Приехав в Париж, Борис Иванович получил от Ираклия Георгиевича все те материалы, которые оставил на его попечение. Более того, Церетели со свойственной ему восстановившейся после тяжких военных лет энергией, используя свои широкие связи во французских кругах, помогал в розыске документов, оставленных у других людей. Вначале был обнаружен один чемодан, оставленный Николаевским. Через некоторое время Церетели удалось буквально снять с американского грузовика еще два огромных чемодана, которые, как бесхозное имущество, собирались везти в распоряжение военного командования США. Там оказались протоколы I Интернационала, материалы о Гражданской войне в России, обширная личная переписка Николаевского[708].

Вскоре после возвращения в США из первой поездки в Европу Николаевский познакомился с недавно демобилизовавшимся капитаном американской армии Джорджем Фишером, который его заинтересовал по нескольким причинам, вытекавшим из биографии молодого человека, которому в 1947 г. исполнилось 24 года.
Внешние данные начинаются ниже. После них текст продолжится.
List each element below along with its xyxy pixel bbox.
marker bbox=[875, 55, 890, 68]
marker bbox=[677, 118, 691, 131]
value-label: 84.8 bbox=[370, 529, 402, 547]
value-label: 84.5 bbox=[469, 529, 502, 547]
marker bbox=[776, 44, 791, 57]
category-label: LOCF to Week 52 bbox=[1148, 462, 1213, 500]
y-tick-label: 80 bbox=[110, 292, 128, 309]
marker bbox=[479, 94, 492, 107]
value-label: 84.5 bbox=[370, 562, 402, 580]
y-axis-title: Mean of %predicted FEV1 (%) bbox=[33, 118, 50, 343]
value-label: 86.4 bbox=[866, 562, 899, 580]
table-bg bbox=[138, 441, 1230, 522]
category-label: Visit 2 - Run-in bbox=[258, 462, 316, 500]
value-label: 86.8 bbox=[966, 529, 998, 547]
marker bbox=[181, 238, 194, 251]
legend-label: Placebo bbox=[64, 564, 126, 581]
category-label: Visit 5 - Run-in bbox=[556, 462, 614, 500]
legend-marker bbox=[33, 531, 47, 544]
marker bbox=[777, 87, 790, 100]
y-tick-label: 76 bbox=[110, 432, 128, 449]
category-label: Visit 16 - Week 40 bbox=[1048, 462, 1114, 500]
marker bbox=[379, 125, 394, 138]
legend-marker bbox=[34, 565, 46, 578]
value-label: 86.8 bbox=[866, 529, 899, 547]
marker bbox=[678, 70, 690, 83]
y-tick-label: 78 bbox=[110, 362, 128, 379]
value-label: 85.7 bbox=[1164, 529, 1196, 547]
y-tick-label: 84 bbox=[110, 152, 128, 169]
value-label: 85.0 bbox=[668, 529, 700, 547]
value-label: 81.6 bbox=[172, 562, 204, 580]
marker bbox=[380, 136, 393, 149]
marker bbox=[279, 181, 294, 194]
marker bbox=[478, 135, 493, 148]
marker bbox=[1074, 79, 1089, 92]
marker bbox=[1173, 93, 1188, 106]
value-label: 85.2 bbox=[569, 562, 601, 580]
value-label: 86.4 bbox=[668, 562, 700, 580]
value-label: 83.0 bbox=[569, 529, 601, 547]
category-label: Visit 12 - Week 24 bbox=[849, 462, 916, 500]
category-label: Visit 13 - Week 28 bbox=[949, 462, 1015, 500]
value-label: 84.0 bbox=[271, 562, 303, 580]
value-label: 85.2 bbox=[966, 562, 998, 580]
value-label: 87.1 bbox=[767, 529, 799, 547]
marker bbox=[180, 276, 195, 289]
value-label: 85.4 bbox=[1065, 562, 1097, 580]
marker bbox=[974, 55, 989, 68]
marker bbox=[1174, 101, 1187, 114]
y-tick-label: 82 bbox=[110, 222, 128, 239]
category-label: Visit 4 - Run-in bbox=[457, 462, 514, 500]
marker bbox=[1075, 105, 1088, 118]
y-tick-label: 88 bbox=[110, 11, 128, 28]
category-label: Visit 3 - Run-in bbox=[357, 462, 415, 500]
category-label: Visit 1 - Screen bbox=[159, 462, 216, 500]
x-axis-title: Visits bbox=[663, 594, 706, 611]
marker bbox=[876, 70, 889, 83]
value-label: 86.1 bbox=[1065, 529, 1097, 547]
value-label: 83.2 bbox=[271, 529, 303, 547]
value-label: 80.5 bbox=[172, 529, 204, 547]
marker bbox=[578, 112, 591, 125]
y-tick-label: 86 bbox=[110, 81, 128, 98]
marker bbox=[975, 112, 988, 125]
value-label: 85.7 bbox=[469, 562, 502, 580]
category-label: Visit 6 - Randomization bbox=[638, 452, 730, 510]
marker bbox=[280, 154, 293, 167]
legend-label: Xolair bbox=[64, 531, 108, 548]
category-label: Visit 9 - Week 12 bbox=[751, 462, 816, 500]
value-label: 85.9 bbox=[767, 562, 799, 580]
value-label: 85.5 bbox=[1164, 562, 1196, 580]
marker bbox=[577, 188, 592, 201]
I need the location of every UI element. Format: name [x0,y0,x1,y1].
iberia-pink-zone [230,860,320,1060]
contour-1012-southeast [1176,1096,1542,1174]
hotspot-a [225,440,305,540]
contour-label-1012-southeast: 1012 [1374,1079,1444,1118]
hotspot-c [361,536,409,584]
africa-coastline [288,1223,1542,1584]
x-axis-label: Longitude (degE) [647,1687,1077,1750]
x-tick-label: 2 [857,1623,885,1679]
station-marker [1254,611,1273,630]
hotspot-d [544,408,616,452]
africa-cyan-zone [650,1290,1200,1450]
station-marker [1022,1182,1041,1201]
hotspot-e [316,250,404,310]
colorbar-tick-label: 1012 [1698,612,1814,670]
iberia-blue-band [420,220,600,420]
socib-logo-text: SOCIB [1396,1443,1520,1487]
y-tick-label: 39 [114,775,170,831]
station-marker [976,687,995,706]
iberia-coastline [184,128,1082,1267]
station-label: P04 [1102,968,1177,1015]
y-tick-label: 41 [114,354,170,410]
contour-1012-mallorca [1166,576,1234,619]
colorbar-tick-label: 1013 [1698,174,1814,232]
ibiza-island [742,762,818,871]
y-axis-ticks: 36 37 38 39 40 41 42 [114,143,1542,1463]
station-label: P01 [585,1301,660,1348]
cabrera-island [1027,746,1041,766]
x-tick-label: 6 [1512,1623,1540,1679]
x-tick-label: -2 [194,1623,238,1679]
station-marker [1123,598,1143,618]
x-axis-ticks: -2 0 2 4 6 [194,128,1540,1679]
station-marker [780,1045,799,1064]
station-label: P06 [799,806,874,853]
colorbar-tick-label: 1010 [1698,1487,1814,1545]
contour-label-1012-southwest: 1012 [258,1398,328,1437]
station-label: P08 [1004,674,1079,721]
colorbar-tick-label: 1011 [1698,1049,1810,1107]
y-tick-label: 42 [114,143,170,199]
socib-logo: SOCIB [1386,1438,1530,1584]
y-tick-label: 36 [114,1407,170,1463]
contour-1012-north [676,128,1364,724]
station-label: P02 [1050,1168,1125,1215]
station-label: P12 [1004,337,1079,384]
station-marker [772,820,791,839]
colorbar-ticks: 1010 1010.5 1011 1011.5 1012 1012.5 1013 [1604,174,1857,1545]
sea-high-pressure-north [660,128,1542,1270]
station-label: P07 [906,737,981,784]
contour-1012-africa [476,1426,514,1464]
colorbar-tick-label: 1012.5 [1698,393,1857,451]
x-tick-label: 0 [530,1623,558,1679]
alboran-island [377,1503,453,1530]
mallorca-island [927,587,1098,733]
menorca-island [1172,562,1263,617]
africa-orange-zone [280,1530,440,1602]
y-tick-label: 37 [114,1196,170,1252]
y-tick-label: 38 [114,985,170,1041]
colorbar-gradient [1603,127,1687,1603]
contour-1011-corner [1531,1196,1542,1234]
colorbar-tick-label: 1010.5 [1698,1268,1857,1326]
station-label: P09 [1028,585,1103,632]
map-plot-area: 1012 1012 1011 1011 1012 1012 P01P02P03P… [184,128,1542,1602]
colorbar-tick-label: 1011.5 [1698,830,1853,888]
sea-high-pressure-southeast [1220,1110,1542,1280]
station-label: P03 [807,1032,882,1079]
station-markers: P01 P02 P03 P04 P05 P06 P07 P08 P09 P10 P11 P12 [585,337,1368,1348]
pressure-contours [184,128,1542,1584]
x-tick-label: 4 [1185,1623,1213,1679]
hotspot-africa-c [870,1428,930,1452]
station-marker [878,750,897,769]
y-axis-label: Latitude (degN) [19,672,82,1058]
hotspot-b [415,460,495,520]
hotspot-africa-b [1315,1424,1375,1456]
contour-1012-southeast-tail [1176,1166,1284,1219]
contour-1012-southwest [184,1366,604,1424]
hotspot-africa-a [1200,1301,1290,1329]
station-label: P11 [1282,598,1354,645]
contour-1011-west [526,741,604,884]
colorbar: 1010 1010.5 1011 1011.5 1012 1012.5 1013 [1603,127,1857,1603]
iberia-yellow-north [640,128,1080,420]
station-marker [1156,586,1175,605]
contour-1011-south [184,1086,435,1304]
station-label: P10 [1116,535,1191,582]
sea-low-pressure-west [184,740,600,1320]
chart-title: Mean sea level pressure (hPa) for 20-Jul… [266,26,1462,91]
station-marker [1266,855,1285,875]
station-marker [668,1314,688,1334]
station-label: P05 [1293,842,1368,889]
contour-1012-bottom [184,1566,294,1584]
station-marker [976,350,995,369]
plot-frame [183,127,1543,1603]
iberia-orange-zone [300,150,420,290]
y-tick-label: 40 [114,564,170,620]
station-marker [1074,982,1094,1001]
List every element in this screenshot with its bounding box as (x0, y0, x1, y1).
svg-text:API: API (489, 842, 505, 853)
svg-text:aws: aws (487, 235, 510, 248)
Джордж был сыном известного американского леволиберального журналиста Луиса Фишера, много лет проработавшего в СССР в качестве корреспондента американских газет. Матерью Д. Фишера была бывшая советская гражданка Б.Я. Марк, которая в свое время работала переводчицей при наркомах иностранных дел и в этом качестве участвовала в Генуэзской, Гаагской и других конференциях. В 1933–1939 гг. Джордж с матерью жили в Москве, Джордж стал Юрием, посещал престижную московскую школу, вступил в комсомол. Из СССР вместе с матерью и братом он с огромным трудом смог уехать в США благодаря ходатайству первой американской леди Элеоноре Рузвельт (к ней за помощью обратился отец Юрия). Понятно, что в 30-х годах Б.Я. Марк с полным основанием опасалась стать жертвой репрессий[709] и была счастлива представившейся возможности уехать из СССР. Вновь превратившись в Джорджа, юноша поступил в Висконсинский университет, но вскоре был призвал в армию, служил офицером связи и даже обслуживал Ялтинскую конференцию глав трех держав.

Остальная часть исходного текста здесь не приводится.